Select board member Leslie Sandberg asked for more detailed information about what property owners might be able to do under expanded zoning before endorsing any specific changes. “If there are certain properties that are nonconforming,” she said, “why not just write a bylaw for those properties, make sure the Red Inn is fine and Seaglass Hotel is fine?”
Formula Hotels
Board members were also enthusiastic about a proposal to add hotels to the town’s existing Formula Business District bylaw, which forbids businesses owned by large companies from duplicating the logos, color schemes, and marketing that they use elsewhere.
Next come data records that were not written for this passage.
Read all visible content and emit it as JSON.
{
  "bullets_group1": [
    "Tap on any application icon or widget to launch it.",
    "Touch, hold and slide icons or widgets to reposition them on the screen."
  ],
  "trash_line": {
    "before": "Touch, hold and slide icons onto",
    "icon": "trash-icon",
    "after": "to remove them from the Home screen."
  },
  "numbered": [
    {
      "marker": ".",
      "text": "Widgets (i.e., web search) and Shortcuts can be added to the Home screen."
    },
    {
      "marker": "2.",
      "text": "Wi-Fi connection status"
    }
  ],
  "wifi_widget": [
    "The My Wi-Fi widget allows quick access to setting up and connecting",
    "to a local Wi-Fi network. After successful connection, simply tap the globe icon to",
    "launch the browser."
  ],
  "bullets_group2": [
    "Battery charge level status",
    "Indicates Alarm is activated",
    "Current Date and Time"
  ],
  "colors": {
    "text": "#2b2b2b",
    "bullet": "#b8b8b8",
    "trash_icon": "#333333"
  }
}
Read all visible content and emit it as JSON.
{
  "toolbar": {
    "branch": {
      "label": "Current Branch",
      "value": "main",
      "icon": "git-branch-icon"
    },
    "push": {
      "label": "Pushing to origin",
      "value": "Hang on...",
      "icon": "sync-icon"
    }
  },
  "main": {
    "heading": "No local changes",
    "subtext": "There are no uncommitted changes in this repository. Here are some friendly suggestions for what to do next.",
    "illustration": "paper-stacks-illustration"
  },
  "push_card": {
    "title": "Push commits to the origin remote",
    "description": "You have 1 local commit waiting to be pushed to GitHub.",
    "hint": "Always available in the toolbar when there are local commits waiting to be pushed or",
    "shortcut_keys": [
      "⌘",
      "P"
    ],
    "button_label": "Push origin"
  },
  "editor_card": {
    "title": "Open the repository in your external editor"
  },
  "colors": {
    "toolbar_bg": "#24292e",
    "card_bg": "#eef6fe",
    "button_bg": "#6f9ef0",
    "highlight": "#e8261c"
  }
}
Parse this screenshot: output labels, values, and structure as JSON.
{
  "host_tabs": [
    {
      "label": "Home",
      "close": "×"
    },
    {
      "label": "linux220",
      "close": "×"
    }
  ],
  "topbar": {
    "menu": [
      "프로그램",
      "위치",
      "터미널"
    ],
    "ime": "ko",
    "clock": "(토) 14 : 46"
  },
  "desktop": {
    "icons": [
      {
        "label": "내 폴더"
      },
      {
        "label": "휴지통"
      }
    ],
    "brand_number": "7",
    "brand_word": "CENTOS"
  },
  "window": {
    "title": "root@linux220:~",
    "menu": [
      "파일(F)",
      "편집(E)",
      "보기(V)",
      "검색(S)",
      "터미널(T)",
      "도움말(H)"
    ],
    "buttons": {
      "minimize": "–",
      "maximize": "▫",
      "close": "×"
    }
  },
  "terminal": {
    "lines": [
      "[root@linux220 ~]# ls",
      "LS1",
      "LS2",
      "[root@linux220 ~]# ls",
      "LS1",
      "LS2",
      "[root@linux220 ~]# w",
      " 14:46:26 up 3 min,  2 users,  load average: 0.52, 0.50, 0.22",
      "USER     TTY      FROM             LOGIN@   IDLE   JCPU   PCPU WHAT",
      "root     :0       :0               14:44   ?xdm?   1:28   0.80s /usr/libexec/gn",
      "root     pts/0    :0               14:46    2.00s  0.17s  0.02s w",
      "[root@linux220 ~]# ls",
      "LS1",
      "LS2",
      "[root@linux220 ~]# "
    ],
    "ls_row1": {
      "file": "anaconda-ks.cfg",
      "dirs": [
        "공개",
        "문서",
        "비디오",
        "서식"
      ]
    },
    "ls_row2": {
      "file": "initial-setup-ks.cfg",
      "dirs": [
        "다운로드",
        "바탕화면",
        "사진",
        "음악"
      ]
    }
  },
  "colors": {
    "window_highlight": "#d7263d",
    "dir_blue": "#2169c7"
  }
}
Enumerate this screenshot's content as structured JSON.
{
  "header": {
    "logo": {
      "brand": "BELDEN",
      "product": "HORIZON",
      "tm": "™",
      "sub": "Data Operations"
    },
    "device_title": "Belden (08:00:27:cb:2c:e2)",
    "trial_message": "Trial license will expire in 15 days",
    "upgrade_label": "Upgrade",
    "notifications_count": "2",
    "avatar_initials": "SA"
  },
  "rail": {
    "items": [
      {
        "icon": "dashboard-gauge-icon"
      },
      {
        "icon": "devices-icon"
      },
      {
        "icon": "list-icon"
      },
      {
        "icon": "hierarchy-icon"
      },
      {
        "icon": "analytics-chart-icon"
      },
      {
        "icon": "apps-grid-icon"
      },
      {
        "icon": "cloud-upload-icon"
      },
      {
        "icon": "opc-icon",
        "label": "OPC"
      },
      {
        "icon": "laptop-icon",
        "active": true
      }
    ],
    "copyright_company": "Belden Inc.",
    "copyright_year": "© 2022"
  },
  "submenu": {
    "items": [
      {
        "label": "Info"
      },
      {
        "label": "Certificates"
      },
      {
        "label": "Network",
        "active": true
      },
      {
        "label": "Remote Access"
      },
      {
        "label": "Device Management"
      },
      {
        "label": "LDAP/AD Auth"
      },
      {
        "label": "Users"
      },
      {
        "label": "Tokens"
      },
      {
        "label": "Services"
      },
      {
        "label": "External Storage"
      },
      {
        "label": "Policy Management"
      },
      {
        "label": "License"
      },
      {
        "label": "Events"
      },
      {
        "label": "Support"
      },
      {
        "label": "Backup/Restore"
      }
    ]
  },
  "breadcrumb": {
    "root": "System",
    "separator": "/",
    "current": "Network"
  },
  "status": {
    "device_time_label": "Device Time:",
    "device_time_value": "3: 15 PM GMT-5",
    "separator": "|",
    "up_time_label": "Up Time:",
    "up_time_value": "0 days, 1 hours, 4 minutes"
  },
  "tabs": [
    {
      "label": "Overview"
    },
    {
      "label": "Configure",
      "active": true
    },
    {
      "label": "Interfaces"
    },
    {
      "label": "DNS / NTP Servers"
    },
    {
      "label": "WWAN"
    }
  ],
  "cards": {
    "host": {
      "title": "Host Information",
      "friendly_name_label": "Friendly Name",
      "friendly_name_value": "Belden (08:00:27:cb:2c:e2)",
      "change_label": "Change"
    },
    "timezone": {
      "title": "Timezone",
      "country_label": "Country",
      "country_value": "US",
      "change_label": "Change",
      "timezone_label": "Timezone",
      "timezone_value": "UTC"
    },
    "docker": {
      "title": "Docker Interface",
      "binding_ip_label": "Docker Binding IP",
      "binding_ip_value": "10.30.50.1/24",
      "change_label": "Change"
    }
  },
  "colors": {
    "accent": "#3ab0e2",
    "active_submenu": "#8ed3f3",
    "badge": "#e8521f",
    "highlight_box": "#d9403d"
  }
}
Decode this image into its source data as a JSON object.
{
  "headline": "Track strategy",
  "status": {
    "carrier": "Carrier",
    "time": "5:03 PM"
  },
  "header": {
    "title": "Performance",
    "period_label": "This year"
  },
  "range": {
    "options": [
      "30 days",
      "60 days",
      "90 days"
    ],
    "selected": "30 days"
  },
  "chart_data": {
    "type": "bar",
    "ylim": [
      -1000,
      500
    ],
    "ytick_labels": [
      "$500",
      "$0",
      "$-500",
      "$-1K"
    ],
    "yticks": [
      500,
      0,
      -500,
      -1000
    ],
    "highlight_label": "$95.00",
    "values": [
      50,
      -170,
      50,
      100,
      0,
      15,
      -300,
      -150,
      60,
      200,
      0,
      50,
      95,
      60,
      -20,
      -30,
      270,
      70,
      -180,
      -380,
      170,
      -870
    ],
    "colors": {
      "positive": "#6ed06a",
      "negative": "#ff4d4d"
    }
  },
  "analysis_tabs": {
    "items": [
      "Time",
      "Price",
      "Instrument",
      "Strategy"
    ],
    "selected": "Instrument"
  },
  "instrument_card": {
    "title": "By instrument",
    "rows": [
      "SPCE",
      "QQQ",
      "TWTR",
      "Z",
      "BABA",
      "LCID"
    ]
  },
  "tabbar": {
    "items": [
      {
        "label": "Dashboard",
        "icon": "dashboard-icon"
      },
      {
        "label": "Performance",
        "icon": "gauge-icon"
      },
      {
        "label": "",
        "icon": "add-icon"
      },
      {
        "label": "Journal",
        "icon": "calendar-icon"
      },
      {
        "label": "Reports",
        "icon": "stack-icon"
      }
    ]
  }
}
Large companies can still open businesses here, as Luke’s Lobster did this summer, but they have to secure a special permit from the zoning board of appeals or get the town’s building commissioner to certify that they have changed their marketing enough to not qualify as a formula business.
Linchris Hotel Corp., a company based in Plymouth that now owns six Provincetown hotels, recently opened a resort in Hyannis that is branded as “Margaritaville Cape Cod.”
“I like the formula business proposal — I think it meets the spirit of the citizens’ petition at town meeting this year that asked us to look at the allocation of hotel and inn” licenses, said Austin Miller.